Living the WELL Life

Meat, Nutrition, and Tradition – Part 2

Friday, August 31, 2012

When I ask clients to describe their diet, the two most common answers are “I eat a really good diet” (everything is relative) and “I was raised on a traditional diet, I like my meat and potatoes.” The former is usually the female answer and the latter comes mostly from men. Tradition gets used as a reason for a multitude of sins. If it was good enough for grandpa it is good enough for me. Two questions spring to mind – the first question is if our nostalgia for tradition is a reflection of fact; the second is the value of tradition on its own. 

When I started to eat a macrobiotic diet in the mid 1960’s, my grandfather told me that I was eating more like he did as a child.
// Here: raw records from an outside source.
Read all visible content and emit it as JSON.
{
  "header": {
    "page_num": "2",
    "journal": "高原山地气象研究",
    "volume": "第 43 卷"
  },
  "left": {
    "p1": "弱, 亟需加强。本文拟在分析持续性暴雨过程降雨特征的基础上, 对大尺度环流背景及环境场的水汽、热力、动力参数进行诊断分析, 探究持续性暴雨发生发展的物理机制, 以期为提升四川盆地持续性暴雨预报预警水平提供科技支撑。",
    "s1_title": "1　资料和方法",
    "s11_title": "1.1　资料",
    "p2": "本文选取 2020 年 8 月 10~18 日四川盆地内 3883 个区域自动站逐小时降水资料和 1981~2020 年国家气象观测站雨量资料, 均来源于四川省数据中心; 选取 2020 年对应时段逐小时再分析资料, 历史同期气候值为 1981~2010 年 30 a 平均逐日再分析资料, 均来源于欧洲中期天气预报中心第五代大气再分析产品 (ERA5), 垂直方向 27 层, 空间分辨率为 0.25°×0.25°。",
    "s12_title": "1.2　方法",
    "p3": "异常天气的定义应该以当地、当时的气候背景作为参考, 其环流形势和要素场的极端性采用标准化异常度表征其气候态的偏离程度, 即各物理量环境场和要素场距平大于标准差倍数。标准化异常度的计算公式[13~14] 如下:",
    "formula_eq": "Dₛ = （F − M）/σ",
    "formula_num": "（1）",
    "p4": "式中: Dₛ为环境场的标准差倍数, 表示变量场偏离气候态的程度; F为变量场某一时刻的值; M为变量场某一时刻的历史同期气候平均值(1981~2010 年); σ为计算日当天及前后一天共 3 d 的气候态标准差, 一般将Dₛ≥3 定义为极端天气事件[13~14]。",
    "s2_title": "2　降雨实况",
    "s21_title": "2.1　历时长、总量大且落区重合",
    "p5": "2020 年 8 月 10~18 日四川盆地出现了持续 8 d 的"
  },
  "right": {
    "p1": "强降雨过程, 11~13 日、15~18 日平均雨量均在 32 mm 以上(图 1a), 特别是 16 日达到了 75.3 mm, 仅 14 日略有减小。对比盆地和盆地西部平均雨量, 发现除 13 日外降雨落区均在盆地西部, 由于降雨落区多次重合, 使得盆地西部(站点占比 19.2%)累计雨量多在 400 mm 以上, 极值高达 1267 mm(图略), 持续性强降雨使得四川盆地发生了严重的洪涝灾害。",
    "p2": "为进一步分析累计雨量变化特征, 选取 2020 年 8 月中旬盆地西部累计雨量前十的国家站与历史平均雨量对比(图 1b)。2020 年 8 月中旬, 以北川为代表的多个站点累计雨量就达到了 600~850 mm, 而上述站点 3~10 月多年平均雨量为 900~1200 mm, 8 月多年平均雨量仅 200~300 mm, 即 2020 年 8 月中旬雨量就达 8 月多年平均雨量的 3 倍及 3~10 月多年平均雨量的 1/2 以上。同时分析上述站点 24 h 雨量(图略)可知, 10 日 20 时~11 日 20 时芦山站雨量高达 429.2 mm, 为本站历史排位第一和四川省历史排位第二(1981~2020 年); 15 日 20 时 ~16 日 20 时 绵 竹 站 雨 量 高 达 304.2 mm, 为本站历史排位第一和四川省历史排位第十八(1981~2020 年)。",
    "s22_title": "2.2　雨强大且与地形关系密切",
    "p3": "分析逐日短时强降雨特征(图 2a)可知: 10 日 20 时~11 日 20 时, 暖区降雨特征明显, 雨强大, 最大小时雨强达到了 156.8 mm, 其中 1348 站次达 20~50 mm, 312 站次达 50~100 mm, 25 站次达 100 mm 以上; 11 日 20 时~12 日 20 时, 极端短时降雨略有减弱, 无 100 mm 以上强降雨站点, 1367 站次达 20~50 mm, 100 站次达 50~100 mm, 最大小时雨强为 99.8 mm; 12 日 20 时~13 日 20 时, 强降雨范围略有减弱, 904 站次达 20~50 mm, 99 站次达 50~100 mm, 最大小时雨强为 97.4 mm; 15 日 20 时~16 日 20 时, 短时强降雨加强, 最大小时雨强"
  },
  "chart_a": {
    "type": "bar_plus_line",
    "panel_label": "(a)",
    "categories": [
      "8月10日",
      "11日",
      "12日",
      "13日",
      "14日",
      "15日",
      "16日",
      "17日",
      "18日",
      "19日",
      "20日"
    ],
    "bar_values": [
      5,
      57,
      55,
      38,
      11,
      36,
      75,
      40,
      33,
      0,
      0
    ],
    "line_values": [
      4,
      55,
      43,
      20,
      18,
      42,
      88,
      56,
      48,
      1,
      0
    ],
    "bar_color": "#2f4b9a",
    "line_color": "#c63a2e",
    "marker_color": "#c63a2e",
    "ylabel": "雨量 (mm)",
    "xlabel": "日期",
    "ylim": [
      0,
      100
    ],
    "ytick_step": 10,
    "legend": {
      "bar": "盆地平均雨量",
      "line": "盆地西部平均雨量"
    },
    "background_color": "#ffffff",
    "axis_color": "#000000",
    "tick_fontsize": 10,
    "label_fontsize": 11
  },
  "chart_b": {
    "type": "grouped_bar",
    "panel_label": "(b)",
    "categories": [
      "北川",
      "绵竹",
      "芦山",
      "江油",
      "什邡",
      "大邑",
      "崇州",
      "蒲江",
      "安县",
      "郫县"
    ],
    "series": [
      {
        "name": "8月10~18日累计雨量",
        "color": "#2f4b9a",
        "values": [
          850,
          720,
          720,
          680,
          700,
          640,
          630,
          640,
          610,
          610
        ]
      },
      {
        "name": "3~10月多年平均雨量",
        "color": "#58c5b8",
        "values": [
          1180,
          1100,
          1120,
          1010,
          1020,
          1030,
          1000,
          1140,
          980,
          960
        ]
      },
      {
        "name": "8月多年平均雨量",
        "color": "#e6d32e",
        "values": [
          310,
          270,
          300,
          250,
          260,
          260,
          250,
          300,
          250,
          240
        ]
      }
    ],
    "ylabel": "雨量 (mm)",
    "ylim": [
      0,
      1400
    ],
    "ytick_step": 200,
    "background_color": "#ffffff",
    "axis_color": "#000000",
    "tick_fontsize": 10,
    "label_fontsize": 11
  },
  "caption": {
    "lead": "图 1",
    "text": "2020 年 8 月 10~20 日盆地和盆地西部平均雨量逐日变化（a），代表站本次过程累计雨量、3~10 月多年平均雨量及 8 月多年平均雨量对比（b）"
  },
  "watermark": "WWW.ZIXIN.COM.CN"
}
His family lived on porridge, bread, vegetables, beans and small game with very little red meat. He thought it was funny and he loved the food. The amount of meat in the diets of most people 100 years ago was very small; it was chemical free and free range or grazed. I have found this to be true in every country I have visited; if you ask the elders, their diet included less meat unless they were quite wealthy. 

There has been a long association between wealth and meat eating, the wealthiest get the best cuts, and the poor get what’s left. This is still true today; meat eating and the abundance of food are often associated with success. It has always been the rich who were overweight; with the shift in the modern diet, the tables are turned. Food abundance and plentiful meat and dairy are now the staples of the fast food diet. Obesity is now available for everyone – how democratic. The only problem is that the meat being consumed is still the scrap.  The popular fast food hamburger can contain as little as 15% meat and includes bones, connective tissue, blood vessels, fat, water, nerves, cartilage and plant based fillers. No one wants to know what’s in a hot dog. So-called traditions of meat eating serve those who sell meat but are not a reflection of reality.  The question still hangs in the air; even if our ancestors ate meat as their primary food why should that affect our diet today? 

Human evolution is dominated by two influences, physical adaptation and cultural adaptation. Physical adaptation is a reflection of our ability to meet the challenges and changes in the environment as reflected in physical form and function. These changes represent the raw desire for survival. Cultural evolution represents a different and unique aspect of human life. We develop ideas to drive and inform our attitudes and actions which are reflected in social institutions and the ways we alter our environment. The environment we are now adapting to is one of our own making.
Over the past 10,000 years human societies have reversed the swing of evolution. We have changed the environment we adapt to, we are in the process of altering the source of our life and we are doing it without any conscious vision of the result. Human culture has made forests disappear, changed the course of rivers, altered the atmosphere and changed the composition of the seas. The crucible out of which life emerged has been bent to the will of humanity, mostly for the worse. Our attitudes regarding food are an important part of this process. 
The gift of consciousness, our capacity to be aware of our actions and the implications of them, is a great gift if we use it. Tradition can be described as social habit. As with any habit, tradition should be assessed as either improving or diminishing the quality of individual and social life. With consciousness we may feel that some traditions fill an important need and are worth retaining, others may have outlived their use or are based on ignorance and need to be replaced. To retain any tradition out of misplaced nostalgia is ill advised. I loved my grandparents very much but am quite happy to leave some of their prejudices and beliefs in the past since they do not serve in the present.

The development of technologies and the speed of social change make many people anxious about the course of society. This anxiety often produces irrational fears as we move into uncharted territory. The course of history makes demands on us all to reassess what is of true value, not only in the moment but also for the future. When we approach the issue of nutrition, the demand is that we move beyond the restraints of imagined tradition and ask ourselves how we create a healthy and environmentally sound diet that is flexible enough to adapt to personal needs, diverse enough to satisfy the senses and capable of feeding a hungry world with the least environmental impact. This is not only possible but urgently needed. 

One of the habits we will have to leave behind is our dependence on animals as a primary food source. It is wasteful, unhealthy and produces environmental chaos. The way forward is to continue to advocate eating low on the food chain, to promote education of the young on the benefits of healthy eating, to support organic agriculture, and to demand politicians to have the courage to confront the massive agriculture and food monopolies and make them accountable for the quality of their food. There is no benefit in respecting tradition if it poisons the future.